Comment: Blinding of outcome assessment could have been expected. However, we judge that it is not likely that time to death of any cause is influenced by lack of blinding.
Blinding of outcome assessment (detection bias) 
 All other outcomes High risk Information from publication: There was no blinding of outcome assessment (or it was not reported).
Comment: Blinding of outcome assessment could have been expected. We judge that outcome assessment of time to disease progression, time to death from prostate cancer and adverse events is likely to be influenced by lack of blinding.
Incomplete outcome data (attrition bias) 
 Oncological outcomes (Time‐to‐death of any cause, Time‐to‐disease progression, Time‐to‐death from prostate cancer) Low risk There is no evidence for missing outcome data; all patients randomised were included in the analyses.
However, no data for disease progression were reported for all included participants (M1+M0); only participants with M0 disease were reported.
Incomplete outcome data (attrition bias) 
 Adverse events (Serious and other adverse events) Unclear risk Not applicable (outcome was not measured/reported).
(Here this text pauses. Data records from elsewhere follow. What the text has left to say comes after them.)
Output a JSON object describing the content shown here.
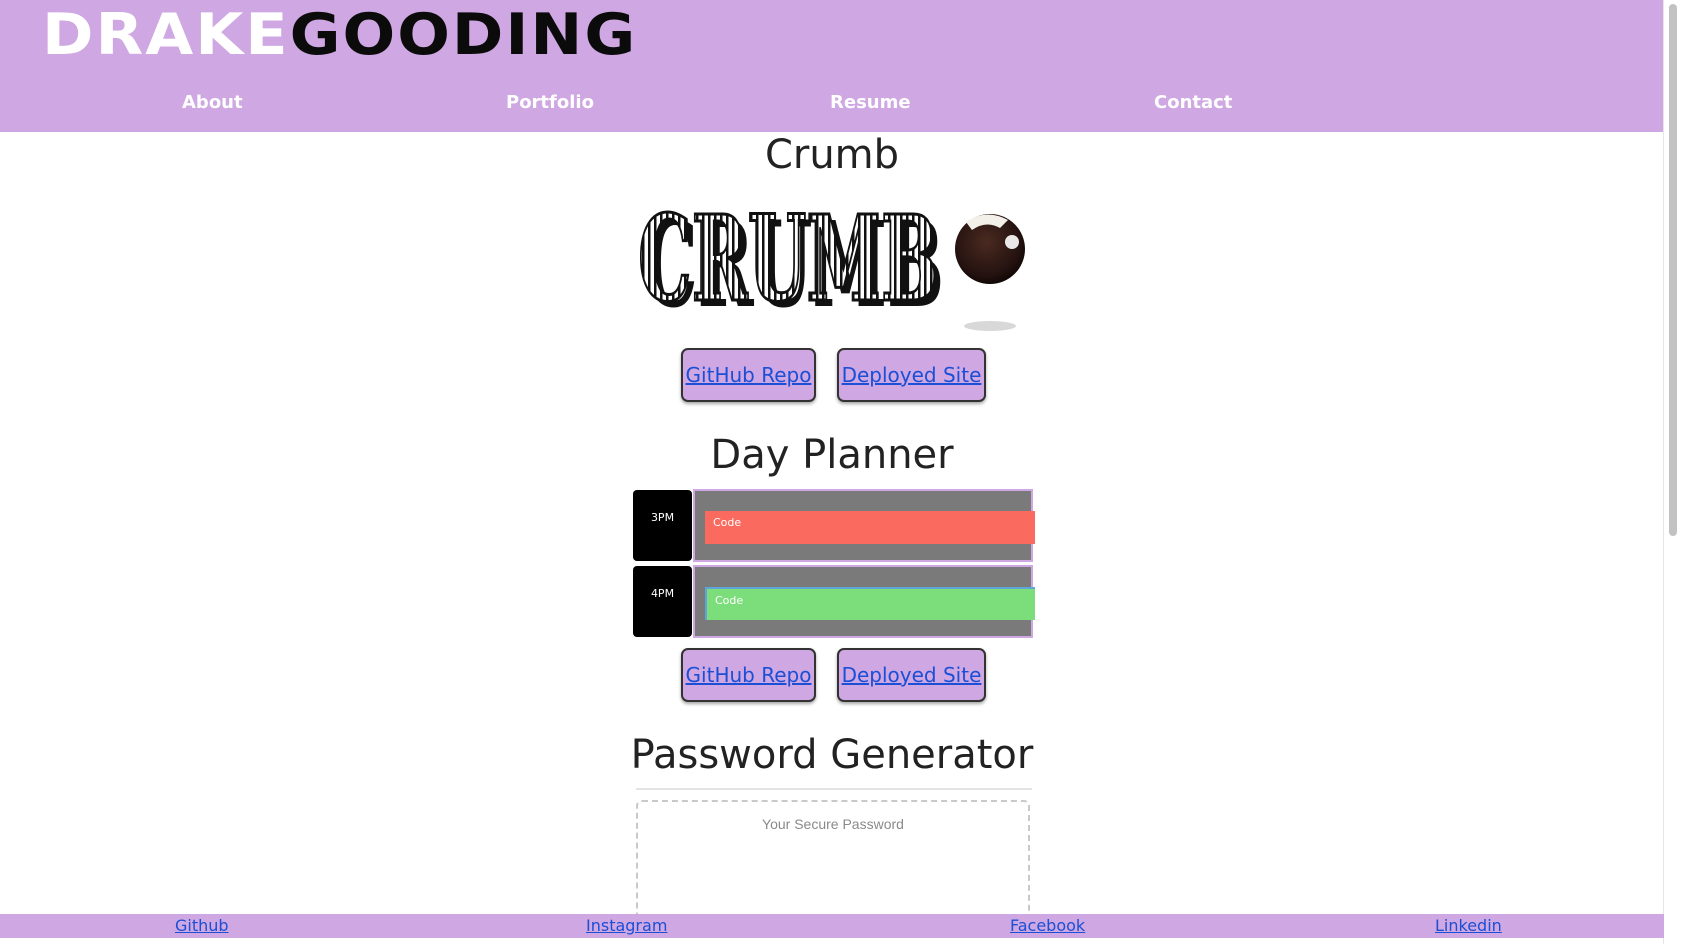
{
  "header": {
    "logo_part1": "DRAKE",
    "logo_part2": "GOODING",
    "nav": [
      "About",
      "Portfolio",
      "Resume",
      "Contact"
    ]
  },
  "projects": [
    {
      "title": "Crumb",
      "image_text": "CRUMB",
      "repo_label": "GitHub Repo",
      "site_label": "Deployed Site"
    },
    {
      "title": "Day Planner",
      "planner": [
        {
          "hour": "3PM",
          "task": "Code",
          "status": "past"
        },
        {
          "hour": "4PM",
          "task": "Code",
          "status": "future"
        }
      ],
      "repo_label": "GitHub Repo",
      "site_label": "Deployed Site"
    },
    {
      "title": "Password Generator",
      "placeholder": "Your Secure Password"
    }
  ],
  "footer": {
    "links": [
      "Github",
      "Instagram",
      "Facebook",
      "Linkedin"
    ]
  },
  "colors": {
    "accent": "#cfa7e2",
    "link": "#1a4fd6",
    "past": "#fb6a5e",
    "future": "#7bde7a"
  }
}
Incomplete outcome data (attrition bias) 
 Quality of life Unclear risk Not applicable (outcome was not measured/reported).
Selective reporting (reporting bias) Unclear risk The protocol is not available but we think that all outcomes were reported. The methodology of the study was not planned for evaluating adverse events. However, it could have been expected for a randomised controlled trial leading to unclear risk of bias.
Other bias Unclear risk We identified no other sources of bias.